Maffra Cheese Co.’s cheese factory, located near the township of Maffra, is modelled on the early Australian cheddar plants and remains one of only a few of its kind: cheeses are hand crafted the old way, typically using little mechanisation.
Every step in the process — from understanding the seasonality of the milk harvested from cows grazing just meters away, the hand salting in traditional open vats, pressing the curd using hydraulics, to carefully wrapping the individual cheeses for maturing — is a labour of love. And the cheese tastes all the better for it.
Handmade cheese is a rare commodity today, handmade cheddar even rarer, and Maffra Cheese is made right on the farm.
Ferial Zekiman is one of Australia’s most accomplished and recognised cheese makers.
A chemist by training, her passion has been to use her intimate knowledge of microbiology and chemistry to develop a range of cheeses unique to Australia and the Gippsland region. In doing so, she has also created one of Australia’s most internationally recognised cheeses, Maffra’s Cloth Aged Cheddar.
The Science of Cheesemaking
Cheese making can be thought of as a way of preserving milk.

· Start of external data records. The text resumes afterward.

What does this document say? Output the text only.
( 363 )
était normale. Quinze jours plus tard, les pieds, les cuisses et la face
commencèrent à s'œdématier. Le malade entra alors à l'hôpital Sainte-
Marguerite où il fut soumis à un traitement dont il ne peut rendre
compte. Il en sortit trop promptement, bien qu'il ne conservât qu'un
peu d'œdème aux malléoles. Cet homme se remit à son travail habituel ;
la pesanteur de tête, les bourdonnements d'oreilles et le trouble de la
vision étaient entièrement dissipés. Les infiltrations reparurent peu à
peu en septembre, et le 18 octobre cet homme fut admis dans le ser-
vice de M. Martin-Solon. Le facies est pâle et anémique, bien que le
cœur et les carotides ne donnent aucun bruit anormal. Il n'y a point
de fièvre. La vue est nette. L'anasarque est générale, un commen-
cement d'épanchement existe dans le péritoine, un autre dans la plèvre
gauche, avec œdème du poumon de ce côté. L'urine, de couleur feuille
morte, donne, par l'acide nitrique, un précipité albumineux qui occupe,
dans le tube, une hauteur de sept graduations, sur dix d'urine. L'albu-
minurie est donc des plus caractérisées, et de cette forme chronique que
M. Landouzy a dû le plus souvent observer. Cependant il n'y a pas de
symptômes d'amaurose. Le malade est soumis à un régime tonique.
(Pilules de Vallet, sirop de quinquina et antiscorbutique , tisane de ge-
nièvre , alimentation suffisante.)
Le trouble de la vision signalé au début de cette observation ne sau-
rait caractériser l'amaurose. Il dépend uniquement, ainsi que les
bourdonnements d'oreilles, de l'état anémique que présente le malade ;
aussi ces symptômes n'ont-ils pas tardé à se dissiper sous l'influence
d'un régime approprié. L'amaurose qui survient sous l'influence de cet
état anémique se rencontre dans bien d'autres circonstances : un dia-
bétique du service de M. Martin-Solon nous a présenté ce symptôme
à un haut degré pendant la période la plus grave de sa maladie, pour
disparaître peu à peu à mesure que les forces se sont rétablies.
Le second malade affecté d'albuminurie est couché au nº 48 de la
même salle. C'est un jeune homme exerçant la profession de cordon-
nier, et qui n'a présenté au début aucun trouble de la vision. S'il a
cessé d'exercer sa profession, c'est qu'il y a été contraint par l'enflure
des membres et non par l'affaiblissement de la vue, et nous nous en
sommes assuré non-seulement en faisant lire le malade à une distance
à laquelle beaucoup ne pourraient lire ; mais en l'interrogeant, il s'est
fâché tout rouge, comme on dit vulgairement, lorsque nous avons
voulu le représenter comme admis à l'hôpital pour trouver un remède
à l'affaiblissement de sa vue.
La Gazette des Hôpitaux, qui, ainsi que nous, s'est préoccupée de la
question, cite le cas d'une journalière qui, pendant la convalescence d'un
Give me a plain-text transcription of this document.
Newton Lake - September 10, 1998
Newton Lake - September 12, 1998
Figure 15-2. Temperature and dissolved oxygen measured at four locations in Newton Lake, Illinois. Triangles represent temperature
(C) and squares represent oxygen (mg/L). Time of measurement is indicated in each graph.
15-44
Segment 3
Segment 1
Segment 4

Preservation is achieved by lowering the pH (through fermentation), dehydration (removing moisture) and adding salt. The preserved product is a solid: cheese.
Two important ingredients are added to milk in cheese making:
1. Cultures (lactic acid bacteria) convert the lactose in the milk to lactic acid and cause thickening.
2. Rennet (an enzyme) creates a thick, custardy gel, which encourages even greater solid formation.
The action of the cultures and Rennet separates the milk into solids (curds) and liquids (whey).
The curds are scooped out of the vat and placed into lined hoops (molds). These are pressed overnight on a hydraulic press to remove even more moisture.